I have a lot of clients (around 4000). Each client pings my server every 2 seconds. Can these ping requests put a load on the server and slow it down?

How can I monitor this load? Now the server response slowly but the processor is almost idle and the free memory is ok. I'm running Apache on Ubuntu.

+1  A: 

Yes, they can. A ping request does not put much CPU load on, but it certainly takes up bandwidth and a nominal amount of CPU.

If you want to monitor this, you might use either tcpdump or wireshark, or perhaps set up a firewall rule and monitor the number of packets it matches.

Steven Schlansker
+4  A: 

Assuming you mean a UDP/ICMP ping just to see if the host is alive, 4000 hosts probably isn't much load and is fairly easy to calculate. CPU and memory wise, ping is handled by you're kernel, and should be optimized to not take much resources. So, you need to look at network resources. The most critical point will be if you have a half-duplex link, because all of you're hosts are chatty, you'll cause alot of collisions and retransmissions (and dropped pings). If the links are all full duplex, let's calculate the actual amount of bandwidth required at the server.

  • 4000 client @2 seconds
  • Each ping is 72 bytes on the wire (32 bytes data + 8 bytes ICMP header + 20 bytes IP header + 14 bytes Ethernet). * You might have some additional overhead if you use vlan tagging, or UDP based pings
  • If we can assume the pings are randomly distributed, we would have 2000 pings per second @ 72 bytes = 144000 bytes
  • Multiple by 8 to get Bps = 1,152,000 bps or about 1.1Mbps.
  • On a 100Mbps Lan, this would be about 1.1% utilization just for the pings.

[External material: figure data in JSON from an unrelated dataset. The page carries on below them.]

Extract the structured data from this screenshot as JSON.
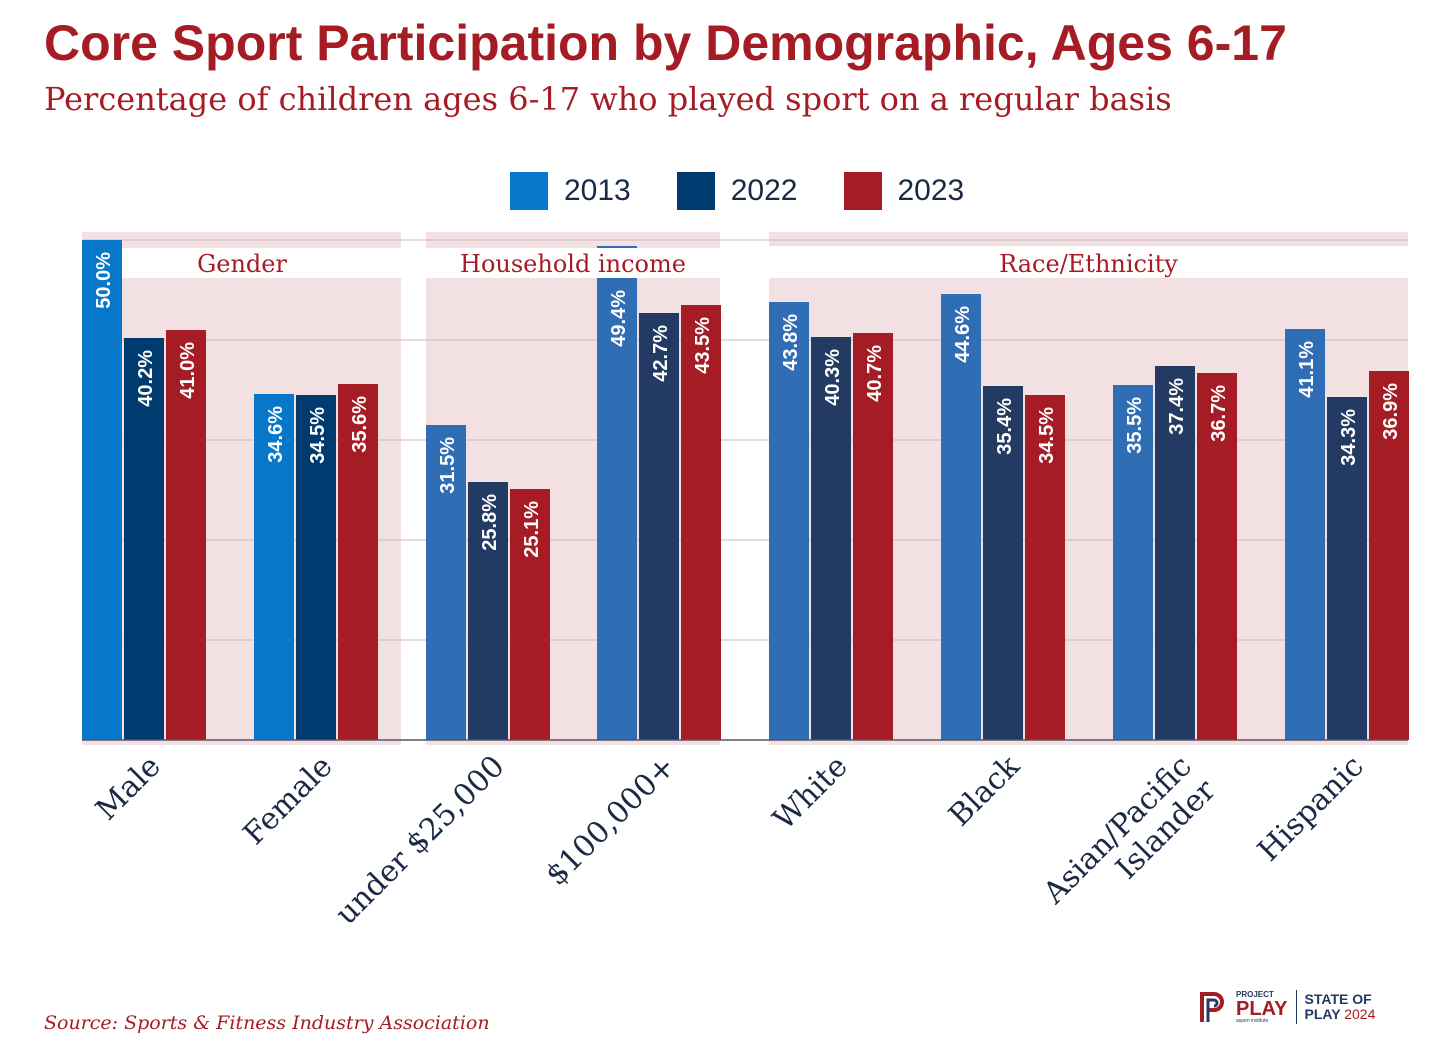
{
  "title": "Core Sport Participation by Demographic, Ages 6-17",
  "subtitle": "Percentage of children ages 6-17 who played sport on a regular basis",
  "source": "Source: Sports & Fitness Industry Association",
  "logo": {
    "project": "PROJECT",
    "play": "PLAY",
    "aspen": "aspen institute",
    "state_of": "STATE OF",
    "play2": "PLAY",
    "year": "2024"
  },
  "colors": {
    "2013": "#0677C9",
    "2022": "#003B6F",
    "2023": "#A51C24",
    "2013_alt": "#2F6DB5",
    "2022_alt": "#233A63",
    "panel_bg": "#F3E0E2",
    "title": "#A51C24"
  },
  "chart_data": {
    "type": "bar",
    "title": "Core Sport Participation by Demographic, Ages 6-17",
    "ylim": [
      0,
      50
    ],
    "grid": true,
    "legend_position": "top-center",
    "series": [
      {
        "name": "2013"
      },
      {
        "name": "2022"
      },
      {
        "name": "2023"
      }
    ],
    "groups": [
      {
        "label": "Gender",
        "categories": [
          "Male",
          "Female"
        ]
      },
      {
        "label": "Household income",
        "categories": [
          "under $25,000",
          "$100,000+"
        ]
      },
      {
        "label": "Race/Ethnicity",
        "categories": [
          "White",
          "Black",
          "Asian/Pacific Islander",
          "Hispanic"
        ]
      }
    ],
    "categories": [
      "Male",
      "Female",
      "under $25,000",
      "$100,000+",
      "White",
      "Black",
      "Asian/Pacific Islander",
      "Hispanic"
    ],
    "values": {
      "2013": [
        50.0,
        34.6,
        31.5,
        49.4,
        43.8,
        44.6,
        35.5,
        41.1
      ],
      "2022": [
        40.2,
        34.5,
        25.8,
        42.7,
        40.3,
        35.4,
        37.4,
        34.3
      ],
      "2023": [
        41.0,
        35.6,
        25.1,
        43.5,
        40.7,
        34.5,
        36.7,
        36.9
      ]
    }
  }
}
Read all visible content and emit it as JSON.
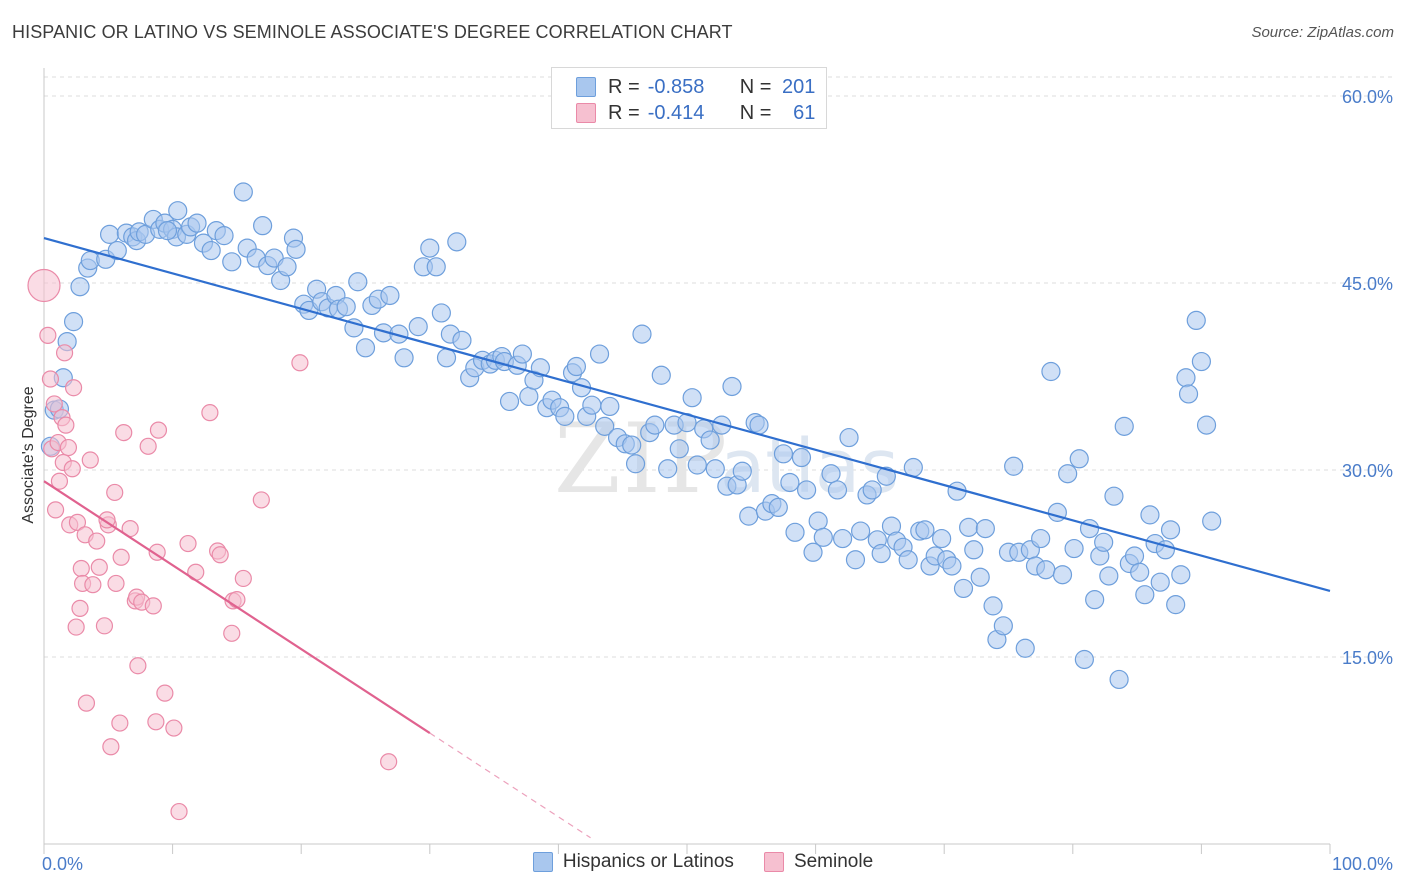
{
  "title": "HISPANIC OR LATINO VS SEMINOLE ASSOCIATE'S DEGREE CORRELATION CHART",
  "source": "Source: ZipAtlas.com",
  "watermark": "ZIPatlas",
  "colors": {
    "blue_fill": "#a9c7ee",
    "blue_stroke": "#6e9fdc",
    "blue_line": "#2f6fcf",
    "pink_fill": "#f6c0d0",
    "pink_stroke": "#ea8aa8",
    "pink_line": "#e0628f",
    "grid": "#dcdcdc",
    "axis_text": "#4a7cc9"
  },
  "legend_top": {
    "rows": [
      {
        "r_label": "R =",
        "r_value": "-0.858",
        "n_label": "N =",
        "n_value": "201"
      },
      {
        "r_label": "R =",
        "r_value": "-0.414",
        "n_label": "N =",
        "n_value": "61"
      }
    ]
  },
  "legend_bottom": {
    "items": [
      "Hispanics or Latinos",
      "Seminole"
    ]
  },
  "chart_data": {
    "type": "scatter",
    "title": "HISPANIC OR LATINO VS SEMINOLE ASSOCIATE'S DEGREE CORRELATION CHART",
    "xlabel": "",
    "ylabel": "Associate's Degree",
    "xlim": [
      0,
      100
    ],
    "ylim": [
      0,
      60
    ],
    "x_tick_labels": [
      "0.0%",
      "100.0%"
    ],
    "y_ticks": [
      15,
      30,
      45,
      60
    ],
    "y_tick_labels": [
      "15.0%",
      "30.0%",
      "45.0%",
      "60.0%"
    ],
    "grid": true,
    "legend_position": "top-center",
    "series": [
      {
        "name": "Hispanics or Latinos",
        "r": -0.858,
        "n": 201,
        "trend": {
          "x": [
            0,
            100
          ],
          "y": [
            48.6,
            20.3
          ]
        },
        "points": [
          [
            0.5,
            31.9
          ],
          [
            0.8,
            34.8
          ],
          [
            1.5,
            37.4
          ],
          [
            1.8,
            40.3
          ],
          [
            2.3,
            41.9
          ],
          [
            2.8,
            44.7
          ],
          [
            3.4,
            46.2
          ],
          [
            3.6,
            46.8
          ],
          [
            4.8,
            46.9
          ],
          [
            5.1,
            48.9
          ],
          [
            5.7,
            47.6
          ],
          [
            6.4,
            49
          ],
          [
            6.9,
            48.7
          ],
          [
            7.2,
            48.4
          ],
          [
            7.4,
            49.1
          ],
          [
            7.9,
            48.9
          ],
          [
            8.5,
            50.1
          ],
          [
            9,
            49.3
          ],
          [
            9.4,
            49.8
          ],
          [
            10,
            49.3
          ],
          [
            10.3,
            48.7
          ],
          [
            10.4,
            50.8
          ],
          [
            11.1,
            48.9
          ],
          [
            11.4,
            49.5
          ],
          [
            11.9,
            49.8
          ],
          [
            12.4,
            48.2
          ],
          [
            13,
            47.6
          ],
          [
            13.4,
            49.2
          ],
          [
            14,
            48.8
          ],
          [
            14.6,
            46.7
          ],
          [
            15.5,
            52.3
          ],
          [
            15.8,
            47.8
          ],
          [
            16.5,
            47
          ],
          [
            17,
            49.6
          ],
          [
            17.4,
            46.4
          ],
          [
            17.9,
            47
          ],
          [
            18.4,
            45.2
          ],
          [
            18.9,
            46.3
          ],
          [
            19.4,
            48.6
          ],
          [
            19.6,
            47.7
          ],
          [
            20.2,
            43.3
          ],
          [
            20.6,
            42.8
          ],
          [
            21.2,
            44.5
          ],
          [
            21.6,
            43.5
          ],
          [
            22.1,
            43
          ],
          [
            22.7,
            44
          ],
          [
            22.9,
            42.9
          ],
          [
            23.5,
            43.1
          ],
          [
            24.1,
            41.4
          ],
          [
            24.4,
            45.1
          ],
          [
            25,
            39.8
          ],
          [
            25.5,
            43.2
          ],
          [
            26,
            43.7
          ],
          [
            26.4,
            41
          ],
          [
            26.9,
            44
          ],
          [
            27.6,
            40.9
          ],
          [
            28,
            39
          ],
          [
            29.1,
            41.5
          ],
          [
            29.5,
            46.3
          ],
          [
            30,
            47.8
          ],
          [
            30.5,
            46.3
          ],
          [
            30.9,
            42.6
          ],
          [
            31.3,
            39
          ],
          [
            31.6,
            40.9
          ],
          [
            32.1,
            48.3
          ],
          [
            32.5,
            40.4
          ],
          [
            33.1,
            37.4
          ],
          [
            33.5,
            38.2
          ],
          [
            34.1,
            38.8
          ],
          [
            34.7,
            38.5
          ],
          [
            35.1,
            38.8
          ],
          [
            35.6,
            39.1
          ],
          [
            35.8,
            38.7
          ],
          [
            36.2,
            35.5
          ],
          [
            36.8,
            38.4
          ],
          [
            37.2,
            39.3
          ],
          [
            37.7,
            35.9
          ],
          [
            38.1,
            37.2
          ],
          [
            38.6,
            38.2
          ],
          [
            39.1,
            35
          ],
          [
            39.5,
            35.6
          ],
          [
            40.1,
            35
          ],
          [
            40.5,
            34.3
          ],
          [
            41.1,
            37.8
          ],
          [
            41.4,
            38.3
          ],
          [
            41.8,
            36.6
          ],
          [
            42.2,
            34.3
          ],
          [
            42.6,
            35.2
          ],
          [
            43.2,
            39.3
          ],
          [
            43.6,
            33.5
          ],
          [
            44,
            35.1
          ],
          [
            44.6,
            32.6
          ],
          [
            45.2,
            32.1
          ],
          [
            45.7,
            32
          ],
          [
            46,
            30.5
          ],
          [
            46.5,
            40.9
          ],
          [
            47.1,
            33
          ],
          [
            47.5,
            33.6
          ],
          [
            48,
            37.6
          ],
          [
            48.5,
            30.1
          ],
          [
            49,
            33.6
          ],
          [
            49.4,
            31.7
          ],
          [
            50,
            33.8
          ],
          [
            50.4,
            35.8
          ],
          [
            50.8,
            30.4
          ],
          [
            51.3,
            33.3
          ],
          [
            51.8,
            32.4
          ],
          [
            52.2,
            30.1
          ],
          [
            52.7,
            33.6
          ],
          [
            53.1,
            28.7
          ],
          [
            53.5,
            36.7
          ],
          [
            53.9,
            28.8
          ],
          [
            54.3,
            29.9
          ],
          [
            54.8,
            26.3
          ],
          [
            55.3,
            33.8
          ],
          [
            55.6,
            33.6
          ],
          [
            56.1,
            26.7
          ],
          [
            56.6,
            27.3
          ],
          [
            57.1,
            27
          ],
          [
            57.5,
            31.3
          ],
          [
            58,
            29
          ],
          [
            58.4,
            25
          ],
          [
            58.9,
            31
          ],
          [
            59.3,
            28.4
          ],
          [
            59.8,
            23.4
          ],
          [
            60.2,
            25.9
          ],
          [
            60.6,
            24.6
          ],
          [
            61.2,
            29.7
          ],
          [
            61.7,
            28.4
          ],
          [
            62.1,
            24.5
          ],
          [
            62.6,
            32.6
          ],
          [
            63.1,
            22.8
          ],
          [
            63.5,
            25.1
          ],
          [
            64,
            28
          ],
          [
            64.4,
            28.4
          ],
          [
            64.8,
            24.4
          ],
          [
            65.1,
            23.3
          ],
          [
            65.5,
            29.5
          ],
          [
            65.9,
            25.5
          ],
          [
            66.3,
            24.3
          ],
          [
            66.8,
            23.8
          ],
          [
            67.2,
            22.8
          ],
          [
            67.6,
            30.2
          ],
          [
            68.1,
            25.1
          ],
          [
            68.5,
            25.2
          ],
          [
            68.9,
            22.3
          ],
          [
            69.3,
            23.1
          ],
          [
            69.8,
            24.5
          ],
          [
            70.2,
            22.8
          ],
          [
            70.6,
            22.3
          ],
          [
            71,
            28.3
          ],
          [
            71.5,
            20.5
          ],
          [
            71.9,
            25.4
          ],
          [
            72.3,
            23.6
          ],
          [
            72.8,
            21.4
          ],
          [
            73.2,
            25.3
          ],
          [
            73.8,
            19.1
          ],
          [
            74.1,
            16.4
          ],
          [
            74.6,
            17.5
          ],
          [
            75,
            23.4
          ],
          [
            75.4,
            30.3
          ],
          [
            75.8,
            23.4
          ],
          [
            76.3,
            15.7
          ],
          [
            76.7,
            23.6
          ],
          [
            77.1,
            22.3
          ],
          [
            77.5,
            24.5
          ],
          [
            77.9,
            22
          ],
          [
            78.3,
            37.9
          ],
          [
            78.8,
            26.6
          ],
          [
            79.2,
            21.6
          ],
          [
            79.6,
            29.7
          ],
          [
            80.1,
            23.7
          ],
          [
            80.5,
            30.9
          ],
          [
            80.9,
            14.8
          ],
          [
            81.3,
            25.3
          ],
          [
            81.7,
            19.6
          ],
          [
            82.1,
            23.1
          ],
          [
            82.4,
            24.2
          ],
          [
            82.8,
            21.5
          ],
          [
            83.2,
            27.9
          ],
          [
            83.6,
            13.2
          ],
          [
            84,
            33.5
          ],
          [
            84.4,
            22.5
          ],
          [
            84.8,
            23.1
          ],
          [
            85.2,
            21.8
          ],
          [
            85.6,
            20
          ],
          [
            86,
            26.4
          ],
          [
            86.4,
            24.1
          ],
          [
            86.8,
            21
          ],
          [
            87.2,
            23.6
          ],
          [
            87.6,
            25.2
          ],
          [
            88,
            19.2
          ],
          [
            88.4,
            21.6
          ],
          [
            88.8,
            37.4
          ],
          [
            89,
            36.1
          ],
          [
            89.6,
            42
          ],
          [
            90,
            38.7
          ],
          [
            90.4,
            33.6
          ],
          [
            90.8,
            25.9
          ],
          [
            1.2,
            34.9
          ],
          [
            9.6,
            49.2
          ]
        ]
      },
      {
        "name": "Seminole",
        "r": -0.414,
        "n": 61,
        "trend": {
          "x": [
            0,
            30
          ],
          "y": [
            29.1,
            8.9
          ]
        },
        "trend_dashed": {
          "x": [
            30,
            42.5
          ],
          "y": [
            8.9,
            0.5
          ]
        },
        "points": [
          [
            0,
            44.8
          ],
          [
            0.3,
            40.8
          ],
          [
            0.5,
            37.3
          ],
          [
            0.6,
            31.7
          ],
          [
            0.8,
            35.3
          ],
          [
            0.9,
            26.8
          ],
          [
            1.1,
            32.2
          ],
          [
            1.2,
            29.1
          ],
          [
            1.4,
            34.2
          ],
          [
            1.5,
            30.6
          ],
          [
            1.6,
            39.4
          ],
          [
            1.7,
            33.6
          ],
          [
            1.9,
            31.8
          ],
          [
            2,
            25.6
          ],
          [
            2.2,
            30.1
          ],
          [
            2.3,
            36.6
          ],
          [
            2.5,
            17.4
          ],
          [
            2.6,
            25.8
          ],
          [
            2.8,
            18.9
          ],
          [
            2.9,
            22.1
          ],
          [
            3,
            20.9
          ],
          [
            3.2,
            24.8
          ],
          [
            3.3,
            11.3
          ],
          [
            3.6,
            30.8
          ],
          [
            3.8,
            20.8
          ],
          [
            4.1,
            24.3
          ],
          [
            4.3,
            22.2
          ],
          [
            4.7,
            17.5
          ],
          [
            5,
            25.6
          ],
          [
            5.2,
            7.8
          ],
          [
            5.5,
            28.2
          ],
          [
            5.6,
            20.9
          ],
          [
            5.9,
            9.7
          ],
          [
            6.2,
            33
          ],
          [
            6.7,
            25.3
          ],
          [
            7.1,
            19.5
          ],
          [
            7.2,
            19.8
          ],
          [
            7.3,
            14.3
          ],
          [
            7.6,
            19.4
          ],
          [
            8.1,
            31.9
          ],
          [
            8.5,
            19.1
          ],
          [
            8.7,
            9.8
          ],
          [
            8.8,
            23.4
          ],
          [
            8.9,
            33.2
          ],
          [
            9.4,
            12.1
          ],
          [
            10.1,
            9.3
          ],
          [
            10.5,
            2.6
          ],
          [
            11.2,
            24.1
          ],
          [
            11.8,
            21.8
          ],
          [
            12.9,
            34.6
          ],
          [
            13.5,
            23.5
          ],
          [
            13.7,
            23.2
          ],
          [
            14.6,
            16.9
          ],
          [
            14.7,
            19.5
          ],
          [
            15,
            19.6
          ],
          [
            15.5,
            21.3
          ],
          [
            16.9,
            27.6
          ],
          [
            19.9,
            38.6
          ],
          [
            26.8,
            6.6
          ],
          [
            4.9,
            26
          ],
          [
            6,
            23
          ]
        ]
      }
    ]
  }
}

If this is a lan environment, I'd say this is basically no load at all, if it's going across a T1 then it's an immense amount of load. So you should basically run the same calculation on which network links may also be a bottle neck.

Lastly, if you're not using ICMP pings to check the host, but have an application level ping, you will have all the overhead of what protocol you are using, and the ping will need to go all the way up the protocol stack, and you're application needs to respond. Again, this could be a very minimal load, or it could be immense, depending on the implementation details and the network speed. If the host is idle, I doubt this is a problem for you.

Kevin Nisbet
+1  A: 

The other problem apart from bandwidth is the CPU. If a ping is directed up to the CPU for processing, thousands of these can cause a load on any CPU. It's worth monitoring - but as you said yours is almost idle so it's probably going to be able to cope. Worth keeping in mind though.

Depending on the clients, ping packets can be different sizes - their payload could be just "aaaaaaaaa" but some may be "thequickbrownfoxjumpedoverthelazydog" - which is obviously further bandwidth requirements again.